The bullet scene is a shamefully simple setup. Note all I write in regard to the bullet in this text is about the model and the sim, not the bullet solver in Houdini.
So in regard to FLIP fluids, this scene is based on what I learned watching this FLIP fluids tutorial -
vimeo.com/122217238 [
vimeo.com] - and here's how I set this up.
First I created the bullet and turned it to a point cloud. Then I used an attribute create SOP to create the point attribute I named “tip” which I later use for driving viscosity. That value is created by multiplying the bounding box in Y and remapping, so this means the top (the tip) will become softer than the bottom (the back) of the point cloud.
Then I used the shelf tools to create the FLIP from that SOP and made the necessary adjustments to fit the input object (as that is points, not a mesh). Next I activated the fluid viscosity thingie and set it to use the “tip” attribute.
Now I set up the second bullet as an ordinary RBD object and also create all the settings for the velocities and what not to get the sim started. Another important thing is to increase the fluid solver feedback value to “1”, else your fluid bullet will not calculate the collision forces correctly.
And now it's all tweaking and tweaking to get it looking good. Change the values, resim, change values, resim etc… And you gotta dig into the solver and object settings, check the help references for the operators and just generally get an idea on how all this stuff “ticks”, else you'll be tweaking aimlessly forever.

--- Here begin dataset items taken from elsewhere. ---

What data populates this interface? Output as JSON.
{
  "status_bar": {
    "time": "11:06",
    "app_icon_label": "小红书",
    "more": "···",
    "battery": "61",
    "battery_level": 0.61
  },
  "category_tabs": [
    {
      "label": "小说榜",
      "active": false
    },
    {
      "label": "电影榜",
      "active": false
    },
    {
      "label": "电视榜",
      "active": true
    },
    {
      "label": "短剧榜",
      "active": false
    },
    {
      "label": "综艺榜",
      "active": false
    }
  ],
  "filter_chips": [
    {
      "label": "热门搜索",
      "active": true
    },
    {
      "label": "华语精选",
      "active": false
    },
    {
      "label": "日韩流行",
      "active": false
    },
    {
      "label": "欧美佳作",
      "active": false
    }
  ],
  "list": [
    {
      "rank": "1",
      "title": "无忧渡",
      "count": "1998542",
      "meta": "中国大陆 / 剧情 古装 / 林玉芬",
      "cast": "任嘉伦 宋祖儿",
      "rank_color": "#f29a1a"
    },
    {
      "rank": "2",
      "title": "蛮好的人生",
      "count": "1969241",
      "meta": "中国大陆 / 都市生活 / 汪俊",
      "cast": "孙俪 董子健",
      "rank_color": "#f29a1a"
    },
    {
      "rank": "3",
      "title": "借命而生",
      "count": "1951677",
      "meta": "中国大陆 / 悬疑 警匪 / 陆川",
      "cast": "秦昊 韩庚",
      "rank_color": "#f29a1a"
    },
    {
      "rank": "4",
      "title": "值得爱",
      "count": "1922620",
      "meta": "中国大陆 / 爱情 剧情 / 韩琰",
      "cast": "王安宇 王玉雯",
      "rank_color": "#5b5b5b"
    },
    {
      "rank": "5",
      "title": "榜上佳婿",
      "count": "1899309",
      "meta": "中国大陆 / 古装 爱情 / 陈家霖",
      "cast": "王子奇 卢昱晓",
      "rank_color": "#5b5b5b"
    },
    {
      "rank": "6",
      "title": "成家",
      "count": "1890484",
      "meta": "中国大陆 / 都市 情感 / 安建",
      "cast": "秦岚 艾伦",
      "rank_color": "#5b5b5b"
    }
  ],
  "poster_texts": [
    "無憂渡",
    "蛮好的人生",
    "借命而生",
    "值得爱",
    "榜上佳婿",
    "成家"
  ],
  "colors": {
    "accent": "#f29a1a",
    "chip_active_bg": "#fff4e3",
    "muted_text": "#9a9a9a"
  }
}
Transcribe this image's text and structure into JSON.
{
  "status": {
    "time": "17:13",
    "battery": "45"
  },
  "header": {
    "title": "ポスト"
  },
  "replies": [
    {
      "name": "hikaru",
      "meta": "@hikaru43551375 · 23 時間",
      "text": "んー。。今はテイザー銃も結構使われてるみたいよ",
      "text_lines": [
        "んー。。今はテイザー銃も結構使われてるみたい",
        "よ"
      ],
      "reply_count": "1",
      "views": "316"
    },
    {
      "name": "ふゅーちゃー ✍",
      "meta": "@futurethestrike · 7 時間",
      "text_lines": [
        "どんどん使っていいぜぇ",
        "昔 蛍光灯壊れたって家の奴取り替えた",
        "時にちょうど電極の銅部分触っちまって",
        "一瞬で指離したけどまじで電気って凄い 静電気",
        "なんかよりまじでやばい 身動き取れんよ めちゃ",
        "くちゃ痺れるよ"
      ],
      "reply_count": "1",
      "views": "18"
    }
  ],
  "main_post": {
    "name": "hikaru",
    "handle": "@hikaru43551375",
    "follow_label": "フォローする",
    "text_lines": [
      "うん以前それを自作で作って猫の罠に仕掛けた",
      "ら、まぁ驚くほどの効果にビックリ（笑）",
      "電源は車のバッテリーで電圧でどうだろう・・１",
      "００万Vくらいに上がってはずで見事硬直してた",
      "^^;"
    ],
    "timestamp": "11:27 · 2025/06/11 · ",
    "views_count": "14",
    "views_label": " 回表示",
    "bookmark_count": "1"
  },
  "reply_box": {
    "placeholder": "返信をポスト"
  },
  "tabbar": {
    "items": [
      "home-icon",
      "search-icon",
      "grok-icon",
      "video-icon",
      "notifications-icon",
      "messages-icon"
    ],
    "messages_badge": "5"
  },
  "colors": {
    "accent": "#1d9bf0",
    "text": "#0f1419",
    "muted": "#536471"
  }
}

(this is the first FLIP setup I've done in Houdini and it took me in total a couple of hours to get it looking ok)So this is your first sim and when you get a result you are happy with (and take into account you are going to use it as a collision object), you use the ROP output driver to cache the simulation to disk. When that's done you re-import it to the scene, at object level, the whole thing 180 degrees and as a last step, make it a static RBD object.
The next step is to disable the RBD bullet object and adjust everything for the next simulation to collide with your imported bullet sim. As before this is all a matter of tweaking and I can say as much as I didn't spend much time on that for the second bullet, which is apparent in the video, the left bullet is the second sim. This was just RnD, a proof of concept setup - and it worked out really great.